ANALYSIS: The great e-waste exorcism experiment
The launch of a washable keyboard is the latest sign that electronic equipment manufacturers are looking to stretch their producer responsibility obligations out towards the conceptual end of product design.
Logitech’s latest marvel, which comes equipped with multiple drainage holes, may be subliminally aimed at ‘dirty typists’ but actually, it sends out a great waste prevention message – one of product durability.
Globally, e-waste is now one of the fastest-growing sectors by volume within the waste industry and brand leaders are coming under increasing pressure to not just demonstrate end-of-life accountability for the products they produce, but to build in more ecological thought at the design stage.
Last month recommendations were submitted to the Government to introduce individual producer responsibility (IPR) in the UK through an incentive scheme. This would entice manufacturers to design electrical and electronic goods that are not just easier to reuse or recycle, but that last longer as well.
The timing of IPR could be perfect as legislative preparations begin for the WEEE Directive recast due to come into force next year. It’s a move HP’s UK&I environmental manager Bruno Zago would welcome – he feels the opportunities created by IPR could be huge as by getting own-brand products back, producers can start to close the loop on their manufacturing and supply processes.

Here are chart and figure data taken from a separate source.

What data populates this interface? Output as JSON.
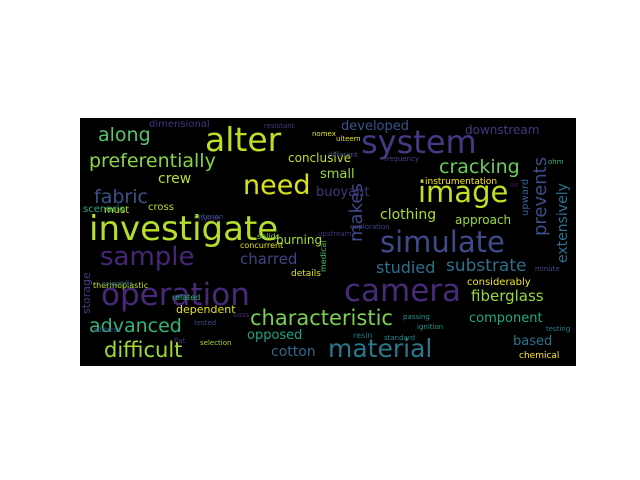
{
  "words": [
    {
      "text": "investigate",
      "color": "#b5de2b"
    },
    {
      "text": "operation",
      "color": "#482878"
    },
    {
      "text": "camera",
      "color": "#472a7a"
    },
    {
      "text": "system",
      "color": "#443983"
    },
    {
      "text": "alter",
      "color": "#bddf26"
    },
    {
      "text": "need",
      "color": "#d8e219"
    },
    {
      "text": "image",
      "color": "#c2df23"
    },
    {
      "text": "simulate",
      "color": "#3e4a89"
    },
    {
      "text": "sample",
      "color": "#482576"
    },
    {
      "text": "material",
      "color": "#2a788e"
    },
    {
      "text": "characteristic",
      "color": "#7ad151"
    },
    {
      "text": "difficult",
      "color": "#a2da37"
    },
    {
      "text": "preferentially",
      "color": "#86d549"
    },
    {
      "text": "advanced",
      "color": "#34b679"
    },
    {
      "text": "along",
      "color": "#56c667"
    },
    {
      "text": "cracking",
      "color": "#6ccd5a"
    },
    {
      "text": "fabric",
      "color": "#3b528b"
    },
    {
      "text": "makes",
      "color": "#3f4889"
    },
    {
      "text": "prevents",
      "color": "#3e4c8a"
    },
    {
      "text": "extensively",
      "color": "#2c728e"
    },
    {
      "text": "substrate",
      "color": "#2e6f8e"
    },
    {
      "text": "studied",
      "color": "#2d708e"
    },
    {
      "text": "fiberglass",
      "color": "#95d840"
    },
    {
      "text": "component",
      "color": "#22a884"
    },
    {
      "text": "charred",
      "color": "#414487"
    },
    {
      "text": "crew",
      "color": "#b8de29"
    },
    {
      "text": "clothing",
      "color": "#a8db34"
    },
    {
      "text": "approach",
      "color": "#9bd93c"
    },
    {
      "text": "based",
      "color": "#2c738e"
    },
    {
      "text": "opposed",
      "color": "#20a386"
    },
    {
      "text": "cotton",
      "color": "#31688e"
    },
    {
      "text": "burning",
      "color": "#b0dd2f"
    },
    {
      "text": "small",
      "color": "#9fda3a"
    },
    {
      "text": "buoyant",
      "color": "#46337e"
    },
    {
      "text": "conclusive",
      "color": "#c0df25"
    },
    {
      "text": "developed",
      "color": "#3b528b"
    },
    {
      "text": "downstream",
      "color": "#453882"
    },
    {
      "text": "instrumentation",
      "color": "#fde725"
    },
    {
      "text": "considerably",
      "color": "#f4e61e"
    },
    {
      "text": "upward",
      "color": "#33628d"
    },
    {
      "text": "dependent",
      "color": "#e7e419"
    },
    {
      "text": "storage",
      "color": "#433e85"
    },
    {
      "text": "scenario",
      "color": "#25ac82"
    },
    {
      "text": "dimensional",
      "color": "#46327e"
    },
    {
      "text": "cross",
      "color": "#b5de2b"
    },
    {
      "text": "must",
      "color": "#b8de29"
    },
    {
      "text": "solids",
      "color": "#7fd34e"
    },
    {
      "text": "concurrent",
      "color": "#e2e418"
    },
    {
      "text": "details",
      "color": "#dde318"
    },
    {
      "text": "related",
      "color": "#31b57b"
    },
    {
      "text": "thermoplastic",
      "color": "#c5e021"
    },
    {
      "text": "nylon",
      "color": "#46337e"
    },
    {
      "text": "resin",
      "color": "#2d718e"
    },
    {
      "text": "medical",
      "color": "#4ac16d"
    },
    {
      "text": "chemical",
      "color": "#fde725"
    },
    {
      "text": "tested",
      "color": "#3e4a89"
    },
    {
      "text": "testing",
      "color": "#297b8e"
    },
    {
      "text": "upstream",
      "color": "#46307e"
    },
    {
      "text": "different",
      "color": "#3b528b"
    },
    {
      "text": "resistant",
      "color": "#443983"
    },
    {
      "text": "nomex",
      "color": "#dde318"
    },
    {
      "text": "ulteem",
      "color": "#e5e419"
    },
    {
      "text": "passing",
      "color": "#20928c"
    },
    {
      "text": "ignition",
      "color": "#1f988b"
    },
    {
      "text": "address",
      "color": "#3a548c"
    },
    {
      "text": "criterion",
      "color": "#38588c"
    },
    {
      "text": "standard",
      "color": "#24878e"
    },
    {
      "text": "flat",
      "color": "#46327e"
    },
    {
      "text": "bass",
      "color": "#472d7b"
    },
    {
      "text": "selection",
      "color": "#a0da39"
    },
    {
      "text": "scientific",
      "color": "#31688e"
    },
    {
      "text": "minute",
      "color": "#3d4e8a"
    },
    {
      "text": "exploration",
      "color": "#3e4989"
    },
    {
      "text": "frequency",
      "color": "#414487"
    },
    {
      "text": "air",
      "color": "#481467"
    },
    {
      "text": "ohm",
      "color": "#2fb47c"
    }
  ]
}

Zago points to a range of IPR systems in place across the world. These include a ‘return share’ scheme which involves calculating producer responsibility based on the share of each producer’s products returning from the market.
“This encourages producers to design products that last longer and penalises producers who put ‘throw away’ electronic goods on the market,” he told edie.
Likewise in France a ‘bonus malus’ system operates whereby a product’s recycling fee is determined according to how well designed it is, with more durable goods attracting a smaller charge.
And as product durability becomes a valued performance indicator for brand reputation, so does material optimisation. It’s where the most exciting designer thinking is happening right now.
Eco-designer Mark Shayler heads up his own consultancy Tickety Boo and argues that manufacturers don’t just need to design products that last longer, but that can be delivered as a service.
“We need to redesign many business models so that businesses can still make money from things that last longer. I work with companies on eco-design and the benefits are massive,” he told edie.
According to Shayler, this lifecycle thinking – building in design that reduces impacts on raw materials, manufacture, distribution, use and disposal – is essential if we are to develop better products.
“I help my clients with this kind of challenge,” he said. “As part of the process that I use with them we talk about great products and we list the attributes they like about those products – 90% of them use words like reliability, durability, built-to-last, upgradable, quality and dependable.”
Sony has neatly cottoned onto this theme with its Wandular concept which paints a future scenario whereby consumers express brand loyalty through their emotional attachment to a single-use gadget or device that would evolve with them over a lifetime.
Engage by Design’s founder Rodrigo Bautisa who was instrumental in leading the project told edie that it was about connecting with products in a more meaningful way.
“We need to make things that have a longer life. For this, they need to be multi-functional, modular, beautiful and personalised,” he observed.
Taking producer responsibility to such heights is clearly demonstrating business model innovation. It has already become a powerful brand name differentiator. The trick for companies going forward is how to make it financially viable in the long-term.